When she swung the front door open, her mother was leaning against the porch railing, scowling.

“Thank god.” Juniper hurried inside. “I swear, this place has always hated me.”

Violet trailed after Juniper, stopping when her mother paused at the half-open door to the living room. Daria was visible now, her knees drawn up to her chest, the dress spilling across her front like a woolly bloodstain. Her hands were embedded in her wiry hair. Saunders hair—Violet had heard her mother call it that multiple times, always sounding annoyed, like their distant Scottish ancestors were to blame for all their problems.

Juniper placed a hand on Violet’s shoulder. Violet stiffened—she couldn’t remember the last time her mother had touched her. Even before Rosie’s accident, there had always been several inches of deliberate space between them. “I’ll handle my sister. You can start unloading the U-Haul.”

There was something soft in her mother’s voice, almost apologetic. It was worse than polite disinterest, the same way her talking to Violet in the car was worse than ignoring her. Because it meant Juniper could care about her if she wanted to.

Violet shrugged out of her mother’s grip. “Fine.”

She pretended to walk to the front door but turned back after a few paces, watching her mother kneel beside Daria. Indistinct words echoed through the foyer. Although Violet couldn’t make them out, she heard the underlying notes of rage and regret.
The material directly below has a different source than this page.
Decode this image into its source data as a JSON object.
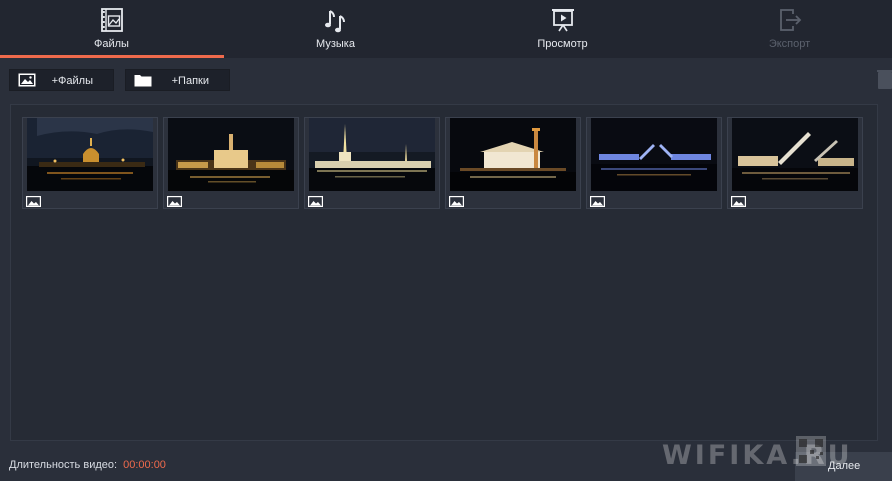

Daria braced her hand against Juniper’s shoulder—to support herself or push her sister away, Violet didn’t know. They rose together, a four-legged beast backlit by the sun streaming through the picture windows. Their figures blurred into shadowed, indistinct silhouettes, and, as Violet squinted into the hazy light, she could’ve sworn she saw a flash of turquoise hair behind their heads.
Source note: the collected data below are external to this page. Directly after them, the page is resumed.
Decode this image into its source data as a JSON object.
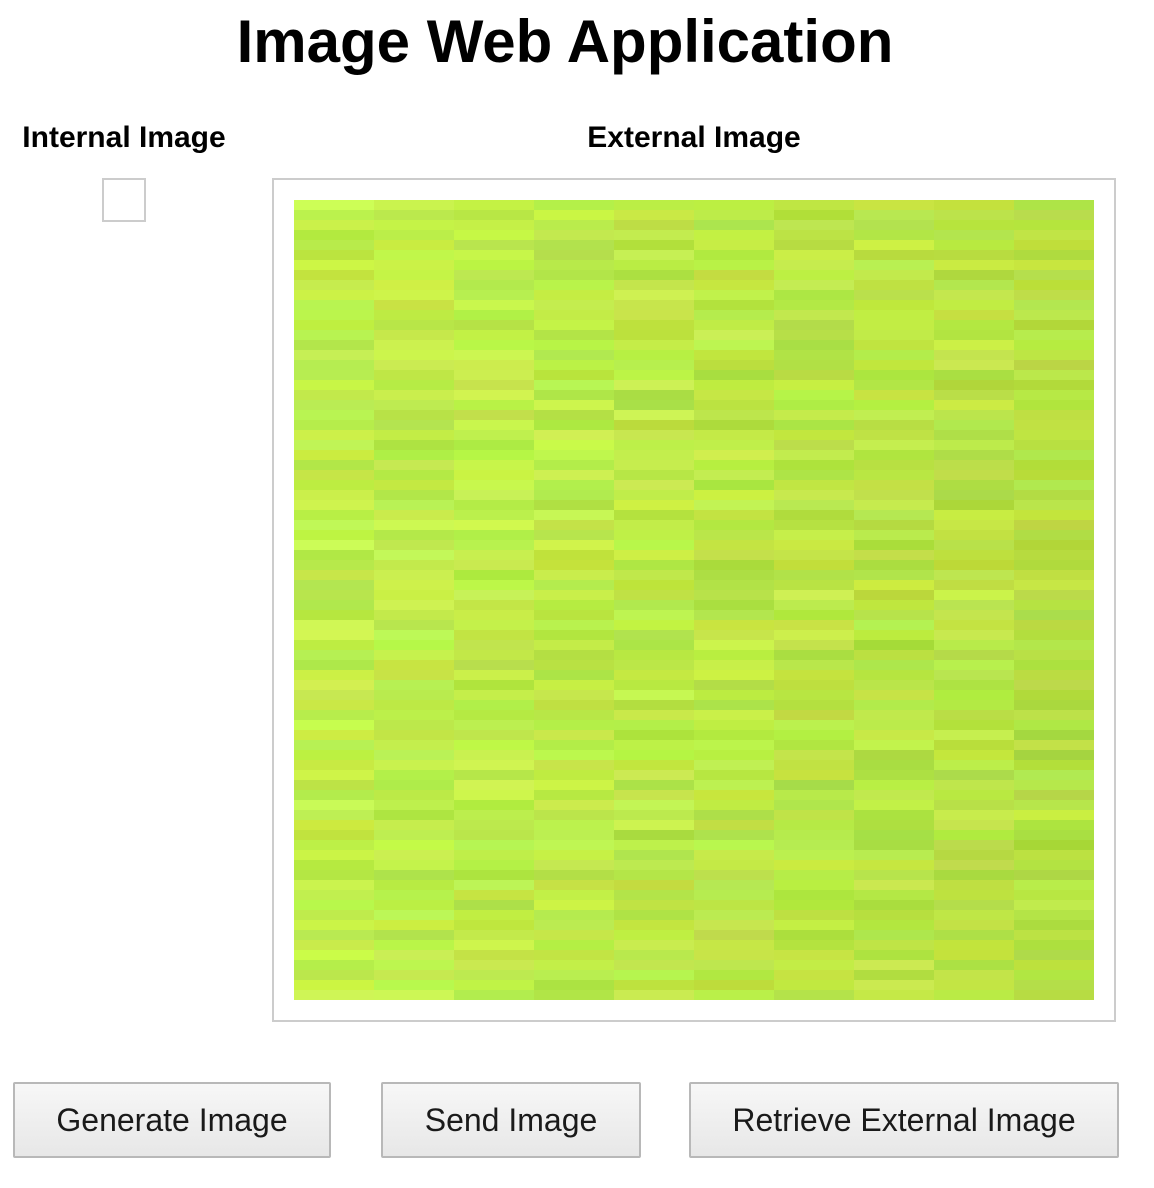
{
  "app": {
    "title": "Image Web Application"
  },
  "internal_panel": {
    "heading": "Internal Image"
  },
  "external_panel": {
    "heading": "External Image"
  },
  "actions": {
    "generate_label": "Generate Image",
    "send_label": "Send Image",
    "retrieve_label": "Retrieve External Image"
  },
  "colors": {
    "image_base": "#b8f04a",
    "frame_border": "#cccccc"
  }
}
Right when Justin’s heart was about to impale itself on his rib cage, he heard three sharp blasts of sound from the side of the track.

“That’s enough!” Coach Lowell barked, lowering his whistle.
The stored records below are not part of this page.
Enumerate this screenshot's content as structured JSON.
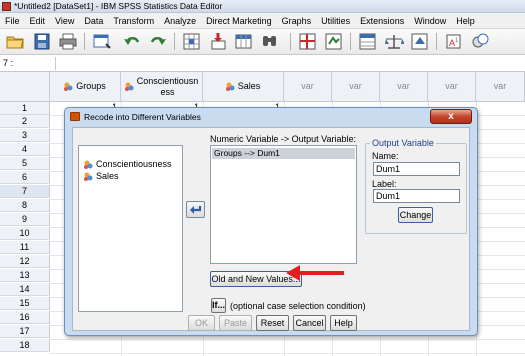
{
  "window": {
    "title": "*Untitled2 [DataSet1] - IBM SPSS Statistics Data Editor"
  },
  "menu": [
    "File",
    "Edit",
    "View",
    "Data",
    "Transform",
    "Analyze",
    "Direct Marketing",
    "Graphs",
    "Utilities",
    "Extensions",
    "Window",
    "Help"
  ],
  "toolbar": {
    "icons": [
      "open-folder-icon",
      "save-icon",
      "print-icon",
      "dialog-recall-icon",
      "undo-icon",
      "redo-icon",
      "goto-case-icon",
      "insert-cases-icon",
      "insert-variable-icon",
      "find-icon",
      "split-file-icon",
      "weight-cases-icon",
      "select-cases-icon",
      "value-labels-icon",
      "use-sets-icon",
      "spelling-icon"
    ]
  },
  "cell_ref": "7 :",
  "grid": {
    "columns": [
      "Groups",
      "Conscientiousness",
      "Sales",
      "var",
      "var",
      "var",
      "var",
      "var"
    ],
    "column_header_lines": [
      [
        "Groups"
      ],
      [
        "Conscientiousn",
        "ess"
      ],
      [
        "Sales"
      ],
      [
        "var"
      ],
      [
        "var"
      ],
      [
        "var"
      ],
      [
        "var"
      ],
      [
        "var"
      ]
    ],
    "rows": [
      "1",
      "2",
      "3",
      "4",
      "5",
      "6",
      "7",
      "8",
      "9",
      "10",
      "11",
      "12",
      "13",
      "14",
      "15",
      "16",
      "17",
      "18"
    ],
    "row1_values": [
      "1",
      "1",
      "1"
    ],
    "active_row": "7"
  },
  "dialog": {
    "title": "Recode into Different Variables",
    "source_variables": [
      "Conscientiousness",
      "Sales"
    ],
    "numeric_variable_label": "Numeric Variable -> Output Variable:",
    "mappings": [
      "Groups --> Dum1"
    ],
    "output_group_title": "Output Variable",
    "name_label": "Name:",
    "name_value": "Dum1",
    "label_label": "Label:",
    "label_value": "Dum1",
    "change_button": "Change",
    "old_new_values_button": "Old and New Values...",
    "if_button": "If...",
    "if_caption": "(optional case selection condition)",
    "buttons": {
      "ok": "OK",
      "paste": "Paste",
      "reset": "Reset",
      "cancel": "Cancel",
      "help": "Help"
    },
    "close_glyph": "x"
  },
  "colors": {
    "title_gradient_start": "#e8eef6",
    "dialog_frame": "#c9dbef",
    "close_red": "#c6442c",
    "callout_arrow": "#e02020",
    "selected_row": "#cdd2d8"
  }
}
Justin sagged with relief as his pace slowed from a sprint into a steady jog. He normally looked forward to practice, but preseason conditioning had melted him into an exhausted, sweaty puddle on the track behind Four Paths High School. The rest of the cross-country team straggled behind him, panting and swearing softly as they staggered into a cool-down lap. Next week, he’d start his senior year of high school—his last year with this team.

“Time?” he called out, doubling back, slowing from a jog to a walk. Trees crowded at the edge of the athletic field, their roots rippling like veins beneath the puckering asphalt. Kids often wiped out on that section of the track during meets, but they were never locals.

Justin had grown up in those woods. But now, having those tree trunks so close to him, those branches crowding above his head, he felt a spark of unease kindle in his chest.

He couldn’t shake the feeling they were reaching for him.

Coach Lowell frowned down at the stopwatch in his meaty hand. “Hawthorne,” he said brusquely. “Come here.”

Four Paths High School was too small and underfunded for a real athletics program, but the cross-country team went to meets, and sometimes they even won races. Mostly Justin was the one winning races. But judging from the scowl on Coach Lowell’s face, he didn’t think he was being summoned for a congratulations.

“Look at this.” Coach Lowell thrust the time sheet in Justin’s face. Justin gaped at the time beside his name.

He hadn’t run a lap that slowly since freshman year—hell, he hadn’t run a lap that slowly since middle school.

“What’s going on?” asked Coach Lowell sharply. His dark brown face was furrowed with annoyance. “Gonzales almost had you on the third leg there.”

Justin bristled. “I could lap Cal Gonzales in my sleep.”

“The team looks to you to set an example, Hawthorne. If you’re not focused, they’re not focused.”

Justin dug the toe of his sneaker into the fading asphalt. Coach was right. He was off.

It just seemed so petty to be concerned about his running performance when a man was dead. He couldn’t stop wondering how this latest death, this latest man, had felt in the moments before the Gray swallowed him whole.

The man had a name. Hap Whitley. The obituary said he’d worked with his father at the auto repair shop. Justin had spent fifteen minutes studying the picture they’d pulled for the Four Paths Gazette: the backward baseball cap pulled low over loose curls, the slight squint, the shy grin.

It had been two weeks, and he still couldn’t stop picturing what the man in that photo must’ve looked like, before they’d had him cremated and tucked away in the mausoleum.

The Saunders family had arrived today, just as his sister had predicted. Half the town had seen their shiny car on its way to the Saunders manor’s driveway. Justin had been expecting this. But he hadn’t been expecting his mother to call Justin and May into her office and order them to keep their distance from the new founders.

“They don’t know how this town works,” she’d said. “They’re most likely a dead branch of the bloodline. Don’t burden them with their heritage.”